Pytleski and Corinne Morris, dean of agriculture, math & science at Northeast, said they are hopeful that enrollment in the Horticulture & Golf Course Management program will continue to increase.
The classes, they said, are not only valuable for the students pursuing horticulture-related careers, but for the general public in tending their lawns, landscapes and even houseplants.
Pytleski said an associate degree in horticulture and golf course management can lead to a variety of careers from managerial and maintenance roles at greenhouses, arboretums, sports fields and nurseries to parks and recreation to floriculture.
Taking horticulture classes also can benefit the do-it-yourselfers
“Knowing the basics of tree, shrub, lawn and landscape work can mean saving the cost of hiring professionals” Pytleski said.
Morris said, “We are able to provide students with excellent hands-on experiences and prepare them for success. Our greenhouse is small, and we often need to go off campus to augment the curriculum. We look forward to updating our facilities to meet the needs of the future. There are many ties to agriculture, food and plant production where this program can expand to advance the level of expertise for our students and their future employers.”
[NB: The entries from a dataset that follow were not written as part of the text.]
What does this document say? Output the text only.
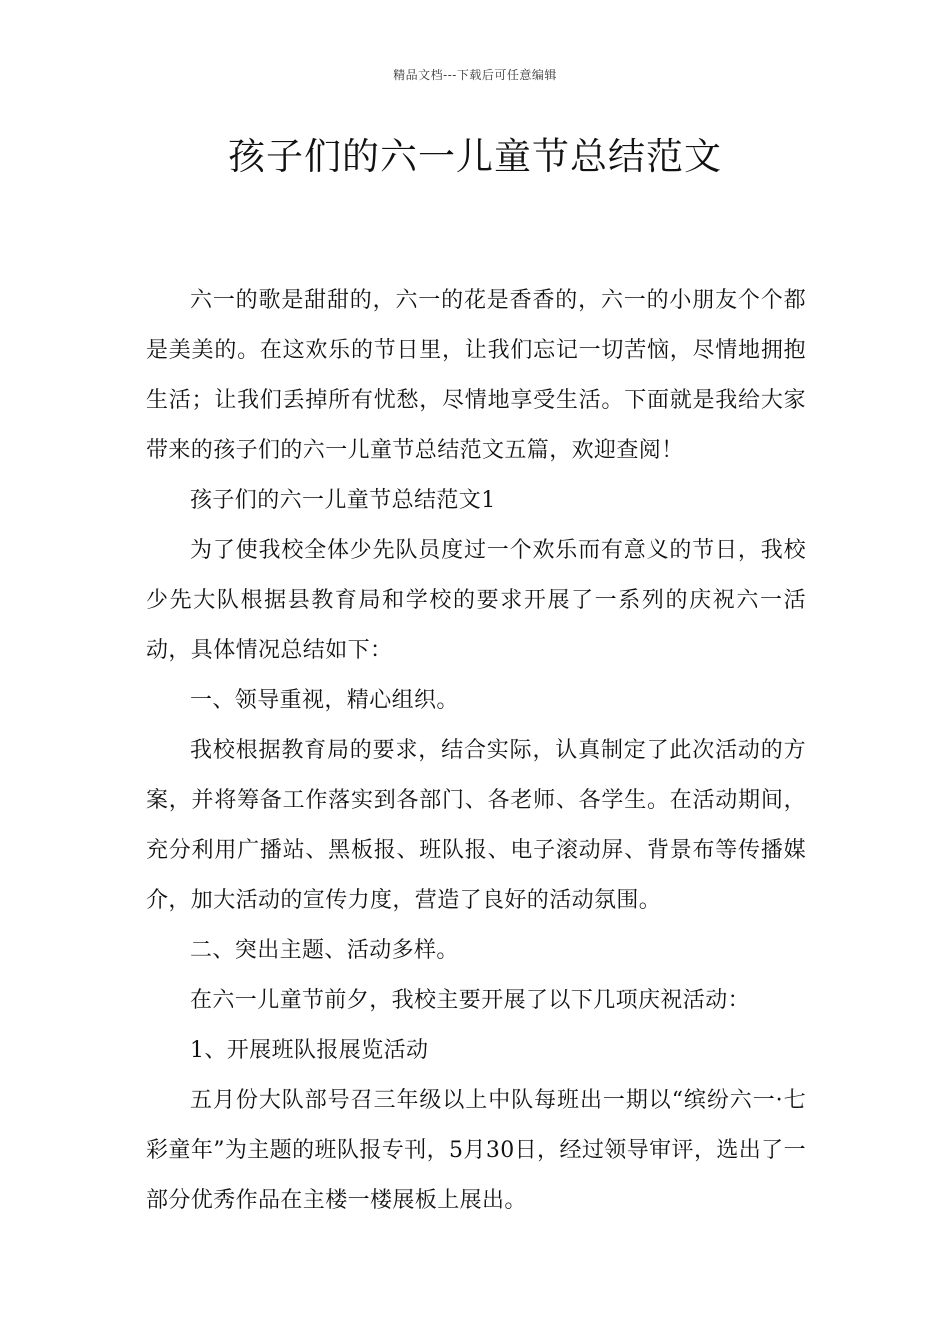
精品文档---下载后可任意编辑
孩子们的六一儿童节总结范文

六一的歌是甜甜的，六一的花是香香的，六一的小朋友个个都是美美的。在这欢乐的节日里，让我们忘记一切苦恼，尽情地拥抱生活；让我们丢掉所有忧愁，尽情地享受生活。下面就是我给大家带来的孩子们的六一儿童节总结范文五篇，欢迎查阅！

孩子们的六一儿童节总结范文1

为了使我校全体少先队员度过一个欢乐而有意义的节日，我校少先大队根据县教育局和学校的要求开展了一系列的庆祝六一活动，具体情况总结如下：

一、领导重视，精心组织。

我校根据教育局的要求，结合实际，认真制定了此次活动的方案，并将筹备工作落实到各部门、各老师、各学生。在活动期间，充分利用广播站、黑板报、班队报、电子滚动屏、背景布等传播媒介，加大活动的宣传力度，营造了良好的活动氛围。

二、突出主题、活动多样。

在六一儿童节前夕，我校主要开展了以下几项庆祝活动：

1、开展班队报展览活动

五月份大队部号召三年级以上中队每班出一期以“缤纷六一·七彩童年”为主题的班队报专刊，5月30日，经过领导审评，选出了一部分优秀作品在主楼一楼展板上展出。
Dawson Sundsted, of Spearfish, S.D., is one of the students currently pursuing an associate degree in Horticulture & Golf Course Management from Northeast.
While in high school, Sundsted said he was scanning the internet looking for potential colleges.
“Northeast Community College popped up. I saw it was ranked as a Top 10 finalist for the national Aspen Prize (for Community College Excellence in 2017), and it had my planned degree and a golf team.”
He then emailed Pytleski, who invited him to visit the campus.
“I fell in love with the college and the faculty,” Sundsted said.
Sundsted, who has been involved in golf course management in his hometown for the past five years, said he began playing golf at age 12.
“I liked it better than baseball, so I decided to pursue a career in it.”
The freshman is a member of Northeast’s golf team coached by Pytleski.
“I love it here at Northeast,” said Sunsted whose hometown is a seven-hour drive away from Norfolk. “I’m happy here and ready to come back in the fall.”
This summer, Sundsted said he will do his required internship at the Spearfish golf course where he will be involved in the remodel of the course’s front nine holes – from propagating grass from scratch to weed control.